Following oral argument by the government, the Court insisted on another round of questioning for Goldstein to even out the time. Chief Justice Roberts began by asking Goldstein to respond to “Stewart’s representation about the effects of the case on the technology market if [the Court] rule[s] in favor of Oracle.” Goldstein openly answered that he does not think Stewart “is accurately reflecting how the industry operates” and the “briefs from the country’s leading computer scientists and the software industry that say that the non-licensed re-implementation of interfaces is widespread.” Chief Justice Roberts then asked Goldstein to, again, address the fact that other tech companies found a way to develop their programs without copying the Java code. Citing the computer scientists’ and Microsoft’s briefs, Goldstein reiterated that “Apple and Microsoft, Oracle’s examples, did re-implement prior interfaces” and that “[t]he reason that they didn’t use these interfaces is they were using a different language.”

Justice Sotomayor then asked Goldstein to simply present his best arguments as to transformative use and fair use. With respect to transformative use, according to Goldstein, “it cannot be that transformative use only exists when computer code does something different. Computer code only does one thing. There is no parity of computer code.” Goldstein then argued that Google’s best argument as to fair use is about the standard of review. So, he went on, “other cases has made quite clear this is incredibly fact-bound” and “[i]n that context, you cannot say that the jury couldn’t reasonably find that this massive creativity with a million applications and a new, entirely new way of computing on the smartphone is not fair use.”

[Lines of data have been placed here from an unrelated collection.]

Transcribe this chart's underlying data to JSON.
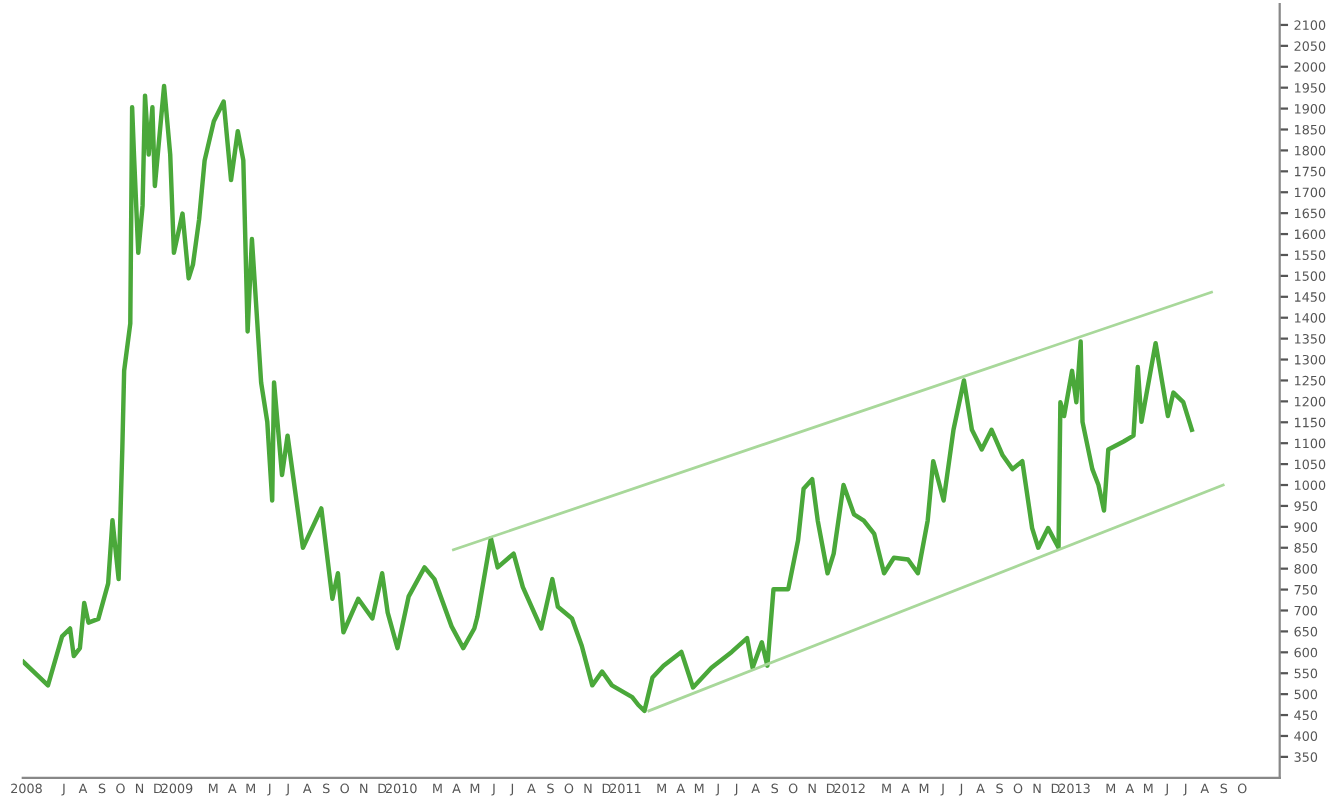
{
  "chart_data": {
    "type": "line",
    "x": [
      "2008-04-26",
      "2008-05-19",
      "2008-06-05",
      "2008-06-28",
      "2008-07-11",
      "2008-07-17",
      "2008-07-27",
      "2008-08-03",
      "2008-08-10",
      "2008-08-26",
      "2008-09-11",
      "2008-09-18",
      "2008-09-28",
      "2008-10-04",
      "2008-10-07",
      "2008-10-17",
      "2008-10-20",
      "2008-10-23",
      "2008-10-30",
      "2008-11-06",
      "2008-11-10",
      "2008-11-16",
      "2008-11-22",
      "2008-11-26",
      "2008-12-11",
      "2008-12-21",
      "2008-12-27",
      "2009-01-10",
      "2009-01-20",
      "2009-01-27",
      "2009-02-06",
      "2009-02-15",
      "2009-03-02",
      "2009-03-18",
      "2009-03-30",
      "2009-04-10",
      "2009-04-19",
      "2009-04-26",
      "2009-05-03",
      "2009-05-18",
      "2009-05-28",
      "2009-06-05",
      "2009-06-08",
      "2009-06-21",
      "2009-06-30",
      "2009-07-25",
      "2009-08-09",
      "2009-08-24",
      "2009-09-11",
      "2009-09-20",
      "2009-09-29",
      "2009-10-23",
      "2009-11-15",
      "2009-12-01",
      "2009-12-10",
      "2009-12-26",
      "2010-01-13",
      "2010-02-08",
      "2010-02-24",
      "2010-03-24",
      "2010-04-12",
      "2010-04-30",
      "2010-05-05",
      "2010-05-27",
      "2010-06-07",
      "2010-07-03",
      "2010-07-18",
      "2010-08-17",
      "2010-09-04",
      "2010-09-13",
      "2010-10-06",
      "2010-10-22",
      "2010-11-08",
      "2010-11-24",
      "2010-12-10",
      "2011-01-12",
      "2011-01-22",
      "2011-02-01",
      "2011-02-14",
      "2011-03-04",
      "2011-04-02",
      "2011-04-21",
      "2011-05-21",
      "2011-06-23",
      "2011-07-18",
      "2011-07-27",
      "2011-08-11",
      "2011-08-20",
      "2011-08-30",
      "2011-09-23",
      "2011-10-09",
      "2011-10-18",
      "2011-11-01",
      "2011-11-10",
      "2011-11-26",
      "2011-12-06",
      "2011-12-22",
      "2012-01-08",
      "2012-01-24",
      "2012-02-10",
      "2012-02-26",
      "2012-03-13",
      "2012-04-05",
      "2012-04-21",
      "2012-05-07",
      "2012-05-16",
      "2012-06-02",
      "2012-06-18",
      "2012-07-05",
      "2012-07-18",
      "2012-08-03",
      "2012-08-19",
      "2012-09-06",
      "2012-09-22",
      "2012-10-08",
      "2012-10-24",
      "2012-11-03",
      "2012-11-19",
      "2012-12-06",
      "2012-12-09",
      "2012-12-15",
      "2012-12-28",
      "2013-01-04",
      "2013-01-11",
      "2013-01-14",
      "2013-01-30",
      "2013-02-09",
      "2013-02-18",
      "2013-02-25",
      "2013-03-22",
      "2013-04-07",
      "2013-04-14",
      "2013-04-20",
      "2013-05-13",
      "2013-06-02",
      "2013-06-11",
      "2013-06-27",
      "2013-07-11"
    ],
    "series": [
      {
        "color": "#4aa83a",
        "values": [
          577,
          545,
          521,
          638,
          657,
          591,
          610,
          718,
          671,
          680,
          765,
          916,
          775,
          1085,
          1273,
          1386,
          1903,
          1790,
          1555,
          1668,
          1931,
          1790,
          1903,
          1715,
          1954,
          1790,
          1555,
          1649,
          1494,
          1527,
          1635,
          1776,
          1870,
          1917,
          1729,
          1846,
          1776,
          1367,
          1588,
          1245,
          1151,
          963,
          1245,
          1024,
          1118,
          850,
          897,
          944,
          728,
          789,
          648,
          728,
          681,
          789,
          695,
          610,
          733,
          803,
          775,
          662,
          610,
          657,
          685,
          873,
          803,
          836,
          756,
          657,
          775,
          709,
          681,
          615,
          521,
          554,
          521,
          493,
          474,
          460,
          540,
          568,
          601,
          516,
          563,
          601,
          634,
          563,
          624,
          568,
          751,
          751,
          868,
          991,
          1014,
          915,
          789,
          836,
          1000,
          930,
          915,
          883,
          789,
          826,
          822,
          789,
          915,
          1057,
          963,
          1132,
          1250,
          1132,
          1085,
          1132,
          1071,
          1038,
          1057,
          897,
          850,
          897,
          850,
          1198,
          1165,
          1273,
          1198,
          1343,
          1151,
          1038,
          1000,
          939,
          1085,
          1104,
          1118,
          1282,
          1151,
          1339,
          1165,
          1221,
          1198,
          1132
        ]
      },
      {
        "type": "line",
        "color": "#a8d89a",
        "x": [
          "2010-03-27",
          "2013-08-12"
        ],
        "values": [
          845,
          1461
        ]
      },
      {
        "type": "line",
        "color": "#a8d89a",
        "x": [
          "2011-02-08",
          "2013-08-31"
        ],
        "values": [
          460,
          1000
        ]
      }
    ],
    "xlim": [
      "2008-04-25",
      "2013-12-01"
    ],
    "xticks": [
      {
        "value": "2008-05-01",
        "label": "2008"
      },
      {
        "value": "2008-07-01",
        "label": "J"
      },
      {
        "value": "2008-08-01",
        "label": "A"
      },
      {
        "value": "2008-09-01",
        "label": "S"
      },
      {
        "value": "2008-10-01",
        "label": "O"
      },
      {
        "value": "2008-11-01",
        "label": "N"
      },
      {
        "value": "2008-12-01",
        "label": "D"
      },
      {
        "value": "2009-01-01",
        "label": "2009"
      },
      {
        "value": "2009-03-01",
        "label": "M"
      },
      {
        "value": "2009-04-01",
        "label": "A"
      },
      {
        "value": "2009-05-01",
        "label": "M"
      },
      {
        "value": "2009-06-01",
        "label": "J"
      },
      {
        "value": "2009-07-01",
        "label": "J"
      },
      {
        "value": "2009-08-01",
        "label": "A"
      },
      {
        "value": "2009-09-01",
        "label": "S"
      },
      {
        "value": "2009-10-01",
        "label": "O"
      },
      {
        "value": "2009-11-01",
        "label": "N"
      },
      {
        "value": "2009-12-01",
        "label": "D"
      },
      {
        "value": "2010-01-01",
        "label": "2010"
      },
      {
        "value": "2010-03-01",
        "label": "M"
      },
      {
        "value": "2010-04-01",
        "label": "A"
      },
      {
        "value": "2010-05-01",
        "label": "M"
      },
      {
        "value": "2010-06-01",
        "label": "J"
      },
      {
        "value": "2010-07-01",
        "label": "J"
      },
      {
        "value": "2010-08-01",
        "label": "A"
      },
      {
        "value": "2010-09-01",
        "label": "S"
      },
      {
        "value": "2010-10-01",
        "label": "O"
      },
      {
        "value": "2010-11-01",
        "label": "N"
      },
      {
        "value": "2010-12-01",
        "label": "D"
      },
      {
        "value": "2011-01-01",
        "label": "2011"
      },
      {
        "value": "2011-03-01",
        "label": "M"
      },
      {
        "value": "2011-04-01",
        "label": "A"
      },
      {
        "value": "2011-05-01",
        "label": "M"
      },
      {
        "value": "2011-06-01",
        "label": "J"
      },
      {
        "value": "2011-07-01",
        "label": "J"
      },
      {
        "value": "2011-08-01",
        "label": "A"
      },
      {
        "value": "2011-09-01",
        "label": "S"
      },
      {
        "value": "2011-10-01",
        "label": "O"
      },
      {
        "value": "2011-11-01",
        "label": "N"
      },
      {
        "value": "2011-12-01",
        "label": "D"
      },
      {
        "value": "2012-01-01",
        "label": "2012"
      },
      {
        "value": "2012-03-01",
        "label": "M"
      },
      {
        "value": "2012-04-01",
        "label": "A"
      },
      {
        "value": "2012-05-01",
        "label": "M"
      },
      {
        "value": "2012-06-01",
        "label": "J"
      },
      {
        "value": "2012-07-01",
        "label": "J"
      },
      {
        "value": "2012-08-01",
        "label": "A"
      },
      {
        "value": "2012-09-01",
        "label": "S"
      },
      {
        "value": "2012-10-01",
        "label": "O"
      },
      {
        "value": "2012-11-01",
        "label": "N"
      },
      {
        "value": "2012-12-01",
        "label": "D"
      },
      {
        "value": "2013-01-01",
        "label": "2013"
      },
      {
        "value": "2013-03-01",
        "label": "M"
      },
      {
        "value": "2013-04-01",
        "label": "A"
      },
      {
        "value": "2013-05-01",
        "label": "M"
      },
      {
        "value": "2013-06-01",
        "label": "J"
      },
      {
        "value": "2013-07-01",
        "label": "J"
      },
      {
        "value": "2013-08-01",
        "label": "A"
      },
      {
        "value": "2013-09-01",
        "label": "S"
      },
      {
        "value": "2013-10-01",
        "label": "O"
      }
    ],
    "ylim": [
      300,
      2150
    ],
    "yticks": [
      350,
      400,
      450,
      500,
      550,
      600,
      650,
      700,
      750,
      800,
      850,
      900,
      950,
      1000,
      1050,
      1100,
      1150,
      1200,
      1250,
      1300,
      1350,
      1400,
      1450,
      1500,
      1550,
      1600,
      1650,
      1700,
      1750,
      1800,
      1850,
      1900,
      1950,
      2000,
      2050,
      2100
    ],
    "grid": false,
    "legend": false,
    "marker": "none",
    "line_style": "solid"
  }
}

Justice Kagan returned to the transformative use question, asking “whether the first part of the answer that [Goldstein] gave to Justice Sotomayor . . . suggests that transformative use isn’t the right question here, although it is in other contexts.” Goldstein firmly asserted that “[a]s articulated by Oracle, it is. Call it what you will. The statute doesn’t say transformative. It asks about the nature of the use. . . . The nature of the use here is quite significantly different from the original use. I think that’s the statutory question.”

To conclude this extra argument time, Justice Gorsuch asked Goldstein to address the concern regarding the potential for a negative impact on summary judgment practice. Attempting to ease the Court’s concern, Goldstein explained that this an “incredibly, highly contested” case that arose in a new environment and “[w]hen you have such a case, the fact that others are resolved on summary judgment, isn’t a license to just throw out the actual standard of review that applies.”

With 3 minutes remaining, Goldstein then switched to his rebuttal argument. Goldstein used this time to revisit the fair use jury verdict issue, asserting that

I do think that there was no traction to Mr. Rosenkranz and Mr. Stewart’s argument that the Federal Circuit had correctly applied the right standard of review. When, at page 24a of the petition appendix, they say the ultimate question of fair use will be decided fair –de novo, at page 53a they say, well, they will decide it as a matter of law and the same at page 54a. The Federal Circuit made the point they deemed the jury verdict advisory and said, well, we’ll take it from here. That is not appropriate. . . . And I just want to point out how many times Mr. Rosenkranz is contradicting the jury evidence. . . . The evidence at the trial is certainly sufficient, easily, to reasonably conclude that there was fair use.

After a long 90 minutes of oral argument, the positions of many of the justices remains a mystery. The justices dove deep into the strong legal arguments from both sides, and the government, regarding the legal bases for their copyrightability positions and the proper fair use standard of review. However, it is evident that there is a lingering hesitation within the Court to impose a ruling that could potentially hinder future software innovation.